This Wednesday, at the Research Team Share-out EdLab Seminar, I will be
presenting some of the work the research team and I have done to make the best use of the Quuppa location tracking system.
I will focus on a paper we recently wrote titled "Cluster Analysis of Real Time Location Data - An Application of Gaussian Mixture Models" Breaking down the title, we are trying to identify groups or clusters within a snapshot of 2-dimensional (x,y) Quuppa location data by using a statistical concept called Gaussian Mixture Models. In my presentation I will also highlight the motivation of doing such an analysis and the future directions we hope to pursue.
The data and results of our analysis can look like the picture below.
The points represent individuals wearing the Quuppa tags and the blobby shapes are the results for what we came up with as the groups. This analysis allows us to gain insight into the group locations, shape, and physical size. These phyiscal parameters are useful to visualize this analysis.
While in the example above the groups are neatly divided, this is not always the case. Take a look at the example below without the blobby shapes and see if you can identify the size, shape and location of 4 different groups.
Is this similar to what you got?
As you can see it is not always obvious where a group might exist or who belongs to which group. Likewise to do this work by hand, and mark out the groups for millions of Quuppa data entries would be extremely tedious. Further, our program and analysis also allows us to quickly determine information about group membership (Who is where?) and group membership distribution (How many people are in each group?).
These parameters are very useful to analyze social dynamics and activity effectiveness during events such as gallery walks, group activities, or other events which may have participants in different stations or groups. In one application we analyzed data from the D&R Quuppa presentation in January where people moved through different stations featuring virtual reality programs. One interesting result we quickly found was that the activity that most people indicated as their favorite was also the one that people spent the most combined time at.
This type of information can be very useful information for creating educational content, organizing events, and understanding their effectiveness; This provides the motivation for our research.

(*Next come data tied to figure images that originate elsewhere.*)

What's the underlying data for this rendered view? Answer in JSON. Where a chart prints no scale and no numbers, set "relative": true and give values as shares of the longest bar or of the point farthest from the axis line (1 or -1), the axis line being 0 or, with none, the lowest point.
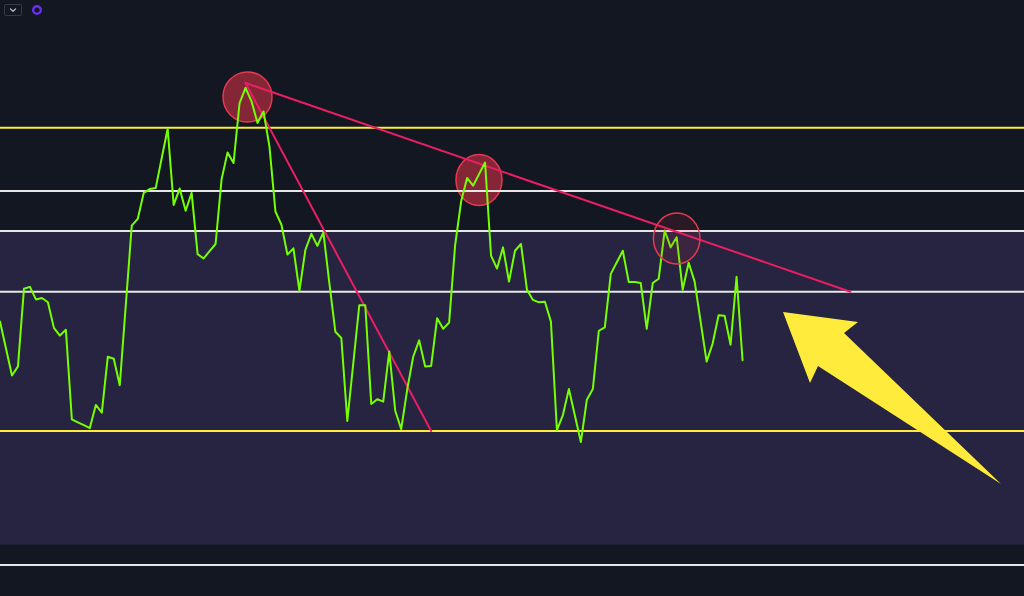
{
  "chart_data": {
    "type": "line",
    "relative": true,
    "marker": "none",
    "categories": [
      null,
      null,
      null,
      null,
      null,
      null,
      null,
      null,
      null,
      null,
      null,
      null,
      null,
      null,
      null,
      null,
      null,
      null,
      null,
      null,
      null,
      null,
      null,
      null,
      null,
      null,
      null,
      null,
      null,
      null,
      null,
      null,
      null,
      null,
      null,
      null,
      null,
      null,
      null,
      null,
      null,
      null,
      null,
      null,
      null,
      null,
      null,
      null,
      null,
      null,
      null,
      null,
      null,
      null,
      null,
      null,
      null,
      null,
      null,
      null,
      null,
      null,
      null,
      null,
      null,
      null,
      null,
      null,
      null,
      null,
      null,
      null,
      null,
      null,
      null,
      null,
      null,
      null,
      null,
      null,
      null,
      null,
      null,
      null,
      null,
      null,
      null,
      null,
      null,
      null,
      null,
      null,
      null,
      null,
      null,
      null,
      null,
      null,
      null,
      null,
      null,
      null,
      null,
      null,
      null,
      null,
      null,
      null,
      null,
      null,
      null,
      null,
      null,
      null,
      null,
      null,
      null,
      null,
      null,
      null,
      null,
      null,
      null,
      null,
      null,
      null,
      null,
      null,
      null,
      null,
      null,
      null,
      null,
      null,
      null,
      null,
      null,
      null,
      null,
      null,
      null,
      null,
      null,
      null,
      null,
      null,
      null,
      null,
      null,
      null,
      null,
      null,
      null,
      null,
      null,
      null,
      null,
      null,
      null,
      null,
      null,
      null,
      null,
      null,
      null,
      null,
      null,
      null,
      null,
      null,
      null,
      null
    ],
    "series": [
      {
        "color": "#76ff03",
        "values": [
          0.505,
          0.449,
          0.393,
          0.412,
          0.573,
          0.577,
          0.551,
          0.554,
          0.545,
          0.492,
          0.476,
          0.488,
          0.302,
          0.296,
          0.29,
          0.284,
          0.332,
          0.316,
          0.432,
          0.428,
          0.373,
          0.538,
          0.704,
          0.718,
          0.772,
          0.78,
          0.782,
          0.844,
          0.905,
          0.747,
          0.781,
          0.735,
          0.772,
          0.645,
          0.636,
          0.651,
          0.666,
          0.8,
          0.856,
          0.834,
          0.958,
          0.99,
          0.962,
          0.917,
          0.941,
          0.868,
          0.733,
          0.706,
          0.644,
          0.657,
          0.569,
          0.654,
          0.687,
          0.662,
          0.69,
          0.585,
          0.484,
          0.471,
          0.299,
          0.419,
          0.539,
          0.539,
          0.334,
          0.344,
          0.339,
          0.443,
          0.32,
          0.282,
          0.364,
          0.432,
          0.466,
          0.412,
          0.413,
          0.512,
          0.49,
          0.503,
          0.663,
          0.754,
          0.803,
          0.787,
          0.811,
          0.835,
          0.642,
          0.615,
          0.659,
          0.588,
          0.652,
          0.666,
          0.571,
          0.55,
          0.545,
          0.546,
          0.505,
          0.28,
          0.311,
          0.365,
          0.31,
          0.255,
          0.343,
          0.365,
          0.486,
          0.493,
          0.604,
          0.628,
          0.652,
          0.587,
          0.587,
          0.585,
          0.49,
          0.585,
          0.594,
          0.694,
          0.659,
          0.68,
          0.571,
          0.627,
          0.588,
          0.505,
          0.422,
          0.459,
          0.518,
          0.517,
          0.457,
          0.598,
          0.425,
          null,
          null,
          null,
          null,
          null,
          null,
          null,
          null,
          null,
          null,
          null,
          null,
          null,
          null,
          null,
          null,
          null,
          null,
          null,
          null,
          null,
          null,
          null,
          null,
          null,
          null,
          null,
          null,
          null,
          null,
          null,
          null,
          null,
          null,
          null,
          null,
          null,
          null,
          null,
          null,
          null,
          null,
          null,
          null,
          null,
          null,
          null
        ]
      },
      {
        "color": "#e91e63",
        "values": [
          null,
          null,
          null,
          null,
          null,
          null,
          null,
          null,
          null,
          null,
          null,
          null,
          null,
          null,
          null,
          null,
          null,
          null,
          null,
          null,
          null,
          null,
          null,
          null,
          null,
          null,
          null,
          null,
          null,
          null,
          null,
          null,
          null,
          null,
          null,
          null,
          null,
          null,
          null,
          null,
          null,
          1,
          null,
          null,
          null,
          null,
          null,
          null,
          null,
          null,
          null,
          null,
          null,
          null,
          null,
          null,
          null,
          null,
          null,
          null,
          null,
          null,
          null,
          null,
          null,
          null,
          null,
          null,
          null,
          null,
          null,
          null,
          0.278,
          null,
          null,
          null,
          null,
          null,
          null,
          null,
          null,
          null,
          null,
          null,
          null,
          null,
          null,
          null,
          null,
          null,
          null,
          null,
          null,
          null,
          null,
          null,
          null,
          null,
          null,
          null,
          null,
          null,
          null,
          null,
          null,
          null,
          null,
          null,
          null,
          null,
          null,
          null,
          null,
          null,
          null,
          null,
          null,
          null,
          null,
          null,
          null,
          null,
          null,
          null,
          null,
          null,
          null,
          null,
          null,
          null,
          null,
          null,
          null,
          null,
          null,
          null,
          null,
          null,
          null,
          null,
          null,
          null,
          null,
          null,
          null,
          null,
          null,
          null,
          null,
          null,
          null,
          null,
          null,
          null,
          null,
          null,
          null,
          null,
          null,
          null,
          null,
          null,
          null,
          null,
          null,
          null,
          null,
          null,
          null,
          null,
          null,
          null
        ]
      },
      {
        "color": "#e91e63",
        "values": [
          null,
          null,
          null,
          null,
          null,
          null,
          null,
          null,
          null,
          null,
          null,
          null,
          null,
          null,
          null,
          null,
          null,
          null,
          null,
          null,
          null,
          null,
          null,
          null,
          null,
          null,
          null,
          null,
          null,
          null,
          null,
          null,
          null,
          null,
          null,
          null,
          null,
          null,
          null,
          null,
          null,
          1,
          null,
          null,
          null,
          null,
          null,
          null,
          null,
          null,
          null,
          null,
          null,
          null,
          null,
          null,
          null,
          null,
          null,
          null,
          null,
          null,
          null,
          null,
          null,
          null,
          null,
          null,
          null,
          null,
          null,
          null,
          null,
          null,
          null,
          null,
          null,
          null,
          null,
          null,
          null,
          null,
          null,
          null,
          null,
          null,
          null,
          null,
          null,
          null,
          null,
          null,
          null,
          null,
          null,
          null,
          null,
          null,
          null,
          null,
          null,
          null,
          null,
          null,
          null,
          null,
          null,
          null,
          null,
          null,
          null,
          null,
          null,
          null,
          null,
          null,
          null,
          null,
          null,
          null,
          null,
          null,
          null,
          null,
          null,
          null,
          null,
          null,
          null,
          null,
          null,
          null,
          null,
          null,
          null,
          null,
          null,
          null,
          null,
          null,
          null,
          null,
          0.567,
          null,
          null,
          null,
          null,
          null,
          null,
          null,
          null,
          null,
          null,
          null,
          null,
          null,
          null,
          null,
          null,
          null,
          null,
          null,
          null,
          null,
          null,
          null,
          null,
          null,
          null,
          null,
          null,
          null
        ]
      }
    ],
    "bands": [
      {
        "axis": "y",
        "from": 0.693,
        "to": 0.042,
        "color": "#262440"
      }
    ],
    "ref_lines": [
      {
        "axis": "y",
        "value": 0.907,
        "color": "#ffeb3b"
      },
      {
        "axis": "y",
        "value": 0.776,
        "color": "#e6e6e6"
      },
      {
        "axis": "y",
        "value": 0.693,
        "color": "#e6e6e6"
      },
      {
        "axis": "y",
        "value": 0.567,
        "color": "#e6e6e6"
      },
      {
        "axis": "y",
        "value": 0.278,
        "color": "#ffeb3b"
      }
    ]
  }
}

Seeing the physical parameters of the groups such as location, size, and shape is interesting, but ultimately we would like to focus on only the group distributions and membership. Narrowing our focus would allow us to speed up the calculations we make. Group distributions along with group membership throughout time will give help us answer important questions such as "Which group was most popular when?", "How long did people spend in each group?", etc.
Currently, we are also constrained by having to identify how many groups we expect there to be. We can estimate this, by looking at how many stations, activities, or tables there are during an event. To avoid this we are also developing an expanded method which will not be constrained.
In my opinion this research will be very useful to educators, curators, and event organizers to learn about the effectiveness of their work. I also believe this research with its goal of creating knowledge and information is distinct from similar analysis of location data which focus on surveillance.
We are excited to say that our paper was accepted to the Educational Data Mining Conference in Wuhan, China.
I hope to present more on this topic in an engaging way and also answer any questions you may have at this Wednesday's seminar!